東京の感染 急拡大 / 党東京都委員会新型コロナ対策本部長・谷川智行さん(医師)の談話

「しんぶん赤旗」2021年7月29日付に、日本共産党東京都委員会新型コロナ対策本部長で医師の谷川智行さん(衆院東京比例・東京4区重複予定候補)の談話が掲載されました。


危険 中等症患者の増加

谷川智行・党東京都委員会新型コロナ対策本部長

東京都や首都圏の新型コロナ病床は満床に近づいてきています。私が診察にあたるコロナ病棟でも28日時点で1床しか空きがありません。重症化した患者の転院も、順番待ちの状況です。

政府や東京都が言うように、ワクチン接種によって重症化しやすい高齢の感染者は減っています。重症化を抑える治療もすすんできています。

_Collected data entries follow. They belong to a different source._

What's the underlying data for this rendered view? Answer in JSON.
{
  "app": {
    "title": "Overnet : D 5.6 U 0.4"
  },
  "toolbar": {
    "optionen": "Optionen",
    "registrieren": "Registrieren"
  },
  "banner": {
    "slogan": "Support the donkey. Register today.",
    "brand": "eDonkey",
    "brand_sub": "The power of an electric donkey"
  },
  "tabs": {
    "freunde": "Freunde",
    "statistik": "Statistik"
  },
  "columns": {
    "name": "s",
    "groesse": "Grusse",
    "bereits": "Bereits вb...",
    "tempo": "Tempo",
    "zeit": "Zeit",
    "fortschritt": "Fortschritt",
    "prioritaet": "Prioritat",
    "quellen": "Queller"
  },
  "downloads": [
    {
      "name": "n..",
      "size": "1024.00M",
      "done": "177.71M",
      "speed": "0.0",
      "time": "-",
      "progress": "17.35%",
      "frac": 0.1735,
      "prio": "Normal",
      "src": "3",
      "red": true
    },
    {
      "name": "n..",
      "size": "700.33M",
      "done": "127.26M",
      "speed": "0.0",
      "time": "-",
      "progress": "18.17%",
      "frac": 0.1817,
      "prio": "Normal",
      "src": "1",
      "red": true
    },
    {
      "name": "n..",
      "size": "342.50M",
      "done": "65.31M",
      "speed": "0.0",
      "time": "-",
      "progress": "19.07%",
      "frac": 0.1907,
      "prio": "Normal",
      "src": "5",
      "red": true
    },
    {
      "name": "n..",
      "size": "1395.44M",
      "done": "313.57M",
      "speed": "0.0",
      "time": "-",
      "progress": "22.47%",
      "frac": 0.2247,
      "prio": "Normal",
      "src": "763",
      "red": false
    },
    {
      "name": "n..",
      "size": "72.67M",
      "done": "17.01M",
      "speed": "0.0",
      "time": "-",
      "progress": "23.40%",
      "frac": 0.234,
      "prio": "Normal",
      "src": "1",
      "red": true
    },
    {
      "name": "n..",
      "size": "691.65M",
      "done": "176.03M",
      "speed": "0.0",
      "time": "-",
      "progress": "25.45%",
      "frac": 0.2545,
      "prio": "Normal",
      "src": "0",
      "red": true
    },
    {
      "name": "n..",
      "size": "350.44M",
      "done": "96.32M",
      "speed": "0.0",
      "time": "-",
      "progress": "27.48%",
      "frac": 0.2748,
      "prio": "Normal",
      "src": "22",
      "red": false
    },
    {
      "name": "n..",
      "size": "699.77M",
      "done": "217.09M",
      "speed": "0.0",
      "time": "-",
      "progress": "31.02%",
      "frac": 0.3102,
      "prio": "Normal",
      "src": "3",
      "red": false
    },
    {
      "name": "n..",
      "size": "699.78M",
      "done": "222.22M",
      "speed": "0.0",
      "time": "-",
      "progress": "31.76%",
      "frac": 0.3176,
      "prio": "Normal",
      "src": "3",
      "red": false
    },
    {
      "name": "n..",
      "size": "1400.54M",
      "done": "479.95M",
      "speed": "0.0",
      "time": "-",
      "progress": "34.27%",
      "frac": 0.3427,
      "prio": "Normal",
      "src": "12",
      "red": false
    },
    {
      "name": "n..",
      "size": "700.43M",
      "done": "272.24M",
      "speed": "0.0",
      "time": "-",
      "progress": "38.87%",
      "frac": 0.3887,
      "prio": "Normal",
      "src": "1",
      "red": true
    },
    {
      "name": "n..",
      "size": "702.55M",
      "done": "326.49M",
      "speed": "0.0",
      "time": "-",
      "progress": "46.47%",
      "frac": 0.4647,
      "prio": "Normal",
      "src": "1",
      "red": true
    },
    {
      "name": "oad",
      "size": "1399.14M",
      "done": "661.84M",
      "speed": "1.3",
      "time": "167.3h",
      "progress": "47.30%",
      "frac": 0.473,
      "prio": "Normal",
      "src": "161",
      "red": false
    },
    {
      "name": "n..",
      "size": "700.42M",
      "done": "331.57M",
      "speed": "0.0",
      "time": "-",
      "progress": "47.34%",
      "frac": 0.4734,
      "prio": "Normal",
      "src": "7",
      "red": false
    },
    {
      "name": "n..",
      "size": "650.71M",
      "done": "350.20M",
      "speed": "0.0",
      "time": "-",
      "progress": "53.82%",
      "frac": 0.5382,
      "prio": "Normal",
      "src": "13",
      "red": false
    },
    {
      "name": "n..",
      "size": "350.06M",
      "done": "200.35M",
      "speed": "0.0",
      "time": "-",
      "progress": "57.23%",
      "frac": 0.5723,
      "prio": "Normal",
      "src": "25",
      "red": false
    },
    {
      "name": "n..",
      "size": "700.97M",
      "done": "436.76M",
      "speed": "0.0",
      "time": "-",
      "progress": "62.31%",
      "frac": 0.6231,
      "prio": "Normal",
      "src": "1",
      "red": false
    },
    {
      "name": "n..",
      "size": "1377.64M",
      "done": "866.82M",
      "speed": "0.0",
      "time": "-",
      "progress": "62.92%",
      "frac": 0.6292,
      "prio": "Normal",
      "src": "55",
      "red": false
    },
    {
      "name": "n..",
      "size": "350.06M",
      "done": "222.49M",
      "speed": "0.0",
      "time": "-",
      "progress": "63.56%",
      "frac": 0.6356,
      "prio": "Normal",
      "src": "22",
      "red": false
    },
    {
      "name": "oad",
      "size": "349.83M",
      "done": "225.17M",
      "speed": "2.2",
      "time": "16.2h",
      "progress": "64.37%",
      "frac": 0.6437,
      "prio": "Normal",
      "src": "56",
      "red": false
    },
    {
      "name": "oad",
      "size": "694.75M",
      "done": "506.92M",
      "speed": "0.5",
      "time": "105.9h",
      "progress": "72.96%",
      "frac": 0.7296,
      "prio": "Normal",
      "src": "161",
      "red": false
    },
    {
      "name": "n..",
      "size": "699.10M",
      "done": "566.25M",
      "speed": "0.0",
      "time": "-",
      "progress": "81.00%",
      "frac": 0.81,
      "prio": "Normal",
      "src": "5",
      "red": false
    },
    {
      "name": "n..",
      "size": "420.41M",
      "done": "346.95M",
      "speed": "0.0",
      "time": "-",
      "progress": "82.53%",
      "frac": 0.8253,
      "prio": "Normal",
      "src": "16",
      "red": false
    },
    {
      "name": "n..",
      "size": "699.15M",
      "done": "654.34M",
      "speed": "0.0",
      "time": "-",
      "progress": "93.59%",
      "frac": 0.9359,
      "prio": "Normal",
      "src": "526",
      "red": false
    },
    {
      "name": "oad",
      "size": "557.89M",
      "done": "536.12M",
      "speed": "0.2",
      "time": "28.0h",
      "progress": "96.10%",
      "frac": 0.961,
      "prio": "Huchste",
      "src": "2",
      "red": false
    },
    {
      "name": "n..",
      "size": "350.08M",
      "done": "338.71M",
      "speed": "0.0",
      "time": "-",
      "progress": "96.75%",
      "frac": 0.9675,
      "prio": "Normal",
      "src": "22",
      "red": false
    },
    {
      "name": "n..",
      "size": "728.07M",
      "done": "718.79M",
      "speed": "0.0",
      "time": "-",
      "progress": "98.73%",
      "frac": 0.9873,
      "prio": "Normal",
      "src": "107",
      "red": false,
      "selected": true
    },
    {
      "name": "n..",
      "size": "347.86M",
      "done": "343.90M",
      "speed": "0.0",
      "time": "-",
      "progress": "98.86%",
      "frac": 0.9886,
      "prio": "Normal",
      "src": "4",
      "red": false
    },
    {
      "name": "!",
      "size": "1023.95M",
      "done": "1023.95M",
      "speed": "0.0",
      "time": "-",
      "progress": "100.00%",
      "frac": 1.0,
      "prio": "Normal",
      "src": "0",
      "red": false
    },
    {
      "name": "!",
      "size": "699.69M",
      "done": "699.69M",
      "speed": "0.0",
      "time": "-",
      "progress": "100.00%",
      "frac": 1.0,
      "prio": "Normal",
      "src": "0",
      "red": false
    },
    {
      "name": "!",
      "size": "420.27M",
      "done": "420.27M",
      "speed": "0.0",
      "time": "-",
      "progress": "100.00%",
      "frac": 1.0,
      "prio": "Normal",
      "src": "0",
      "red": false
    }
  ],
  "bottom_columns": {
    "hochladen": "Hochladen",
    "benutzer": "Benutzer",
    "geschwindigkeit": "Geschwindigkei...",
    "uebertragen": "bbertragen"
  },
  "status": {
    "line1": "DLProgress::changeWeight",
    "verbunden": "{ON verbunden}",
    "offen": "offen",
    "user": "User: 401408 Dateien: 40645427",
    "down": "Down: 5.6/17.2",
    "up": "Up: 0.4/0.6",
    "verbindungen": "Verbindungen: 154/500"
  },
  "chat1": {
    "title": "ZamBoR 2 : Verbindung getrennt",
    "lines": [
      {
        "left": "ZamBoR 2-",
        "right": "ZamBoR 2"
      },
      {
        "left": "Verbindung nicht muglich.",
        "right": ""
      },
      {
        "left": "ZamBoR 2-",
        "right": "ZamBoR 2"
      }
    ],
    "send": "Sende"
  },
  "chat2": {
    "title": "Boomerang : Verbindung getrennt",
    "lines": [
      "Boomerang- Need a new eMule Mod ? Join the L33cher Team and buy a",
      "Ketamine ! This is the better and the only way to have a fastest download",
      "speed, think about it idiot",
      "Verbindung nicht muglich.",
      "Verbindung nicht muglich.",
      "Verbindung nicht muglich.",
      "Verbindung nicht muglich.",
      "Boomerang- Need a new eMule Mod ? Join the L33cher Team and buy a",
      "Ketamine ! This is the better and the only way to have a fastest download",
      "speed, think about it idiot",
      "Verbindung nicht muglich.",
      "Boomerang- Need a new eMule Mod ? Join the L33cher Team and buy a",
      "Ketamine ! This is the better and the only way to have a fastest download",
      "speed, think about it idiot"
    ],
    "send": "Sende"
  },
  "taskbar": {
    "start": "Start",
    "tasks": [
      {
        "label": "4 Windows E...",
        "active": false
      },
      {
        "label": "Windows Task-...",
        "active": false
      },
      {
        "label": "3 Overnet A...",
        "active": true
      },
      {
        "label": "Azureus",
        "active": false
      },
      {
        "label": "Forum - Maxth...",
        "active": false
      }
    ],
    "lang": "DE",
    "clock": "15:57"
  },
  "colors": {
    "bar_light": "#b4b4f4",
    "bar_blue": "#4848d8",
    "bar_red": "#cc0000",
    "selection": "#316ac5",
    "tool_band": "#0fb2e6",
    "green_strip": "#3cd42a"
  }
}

しかし、そうしたプラスの条件を超えて感染者数が増えてしまっています。変異株の影響で若い世代でも肺炎を発症し入院が必要になる人(中等症患者)が増え、その中から重症化する人が出てきている状況です。

政府の新型コロナ分科会の尾身茂会長は28日の衆院内閣委員会で、東京都で高濃度の酸素を大量に投与するネーザルハイフローという治療が必要な人が増えていると答弁しました。都の基準では重症者に含まれませんが、人工呼吸器一歩手前の中等症の人が増えているという状況です。

中等症の患者が増え、看護必要度、スタッフの仕事量が増えている現状は医療の逼迫に大きな影響を与えています。また、コロナの療養が必要な人で、入院できている人の割合(入院率)が、東京都で20%程度に下がってきていることにも危機感を感じています。

中等症の人でも入院が難しくなっており、入院のハードルが上がってきています。入院調整中の人が増加しており、入院できず自宅で亡くなる人が相次いだ第4波の大阪のような事態が目前に迫っていることを示しています。

政府は緊急事態宣言で国民に自粛を要請しながら、東京五輪の開催を強行しました。一方でお祭り騒ぎをしながら、自粛だといってもそのメッセージは国民には届きません。

政府は現場が医療崩壊の瀬戸際にあるというリアルな実態に向き合い、命を最優先にした判断をすべきです。五輪の中止を決断することが一番のメッセージになります。政府をあげて、命を最優先にコロナの収束に全力を尽くすべきです。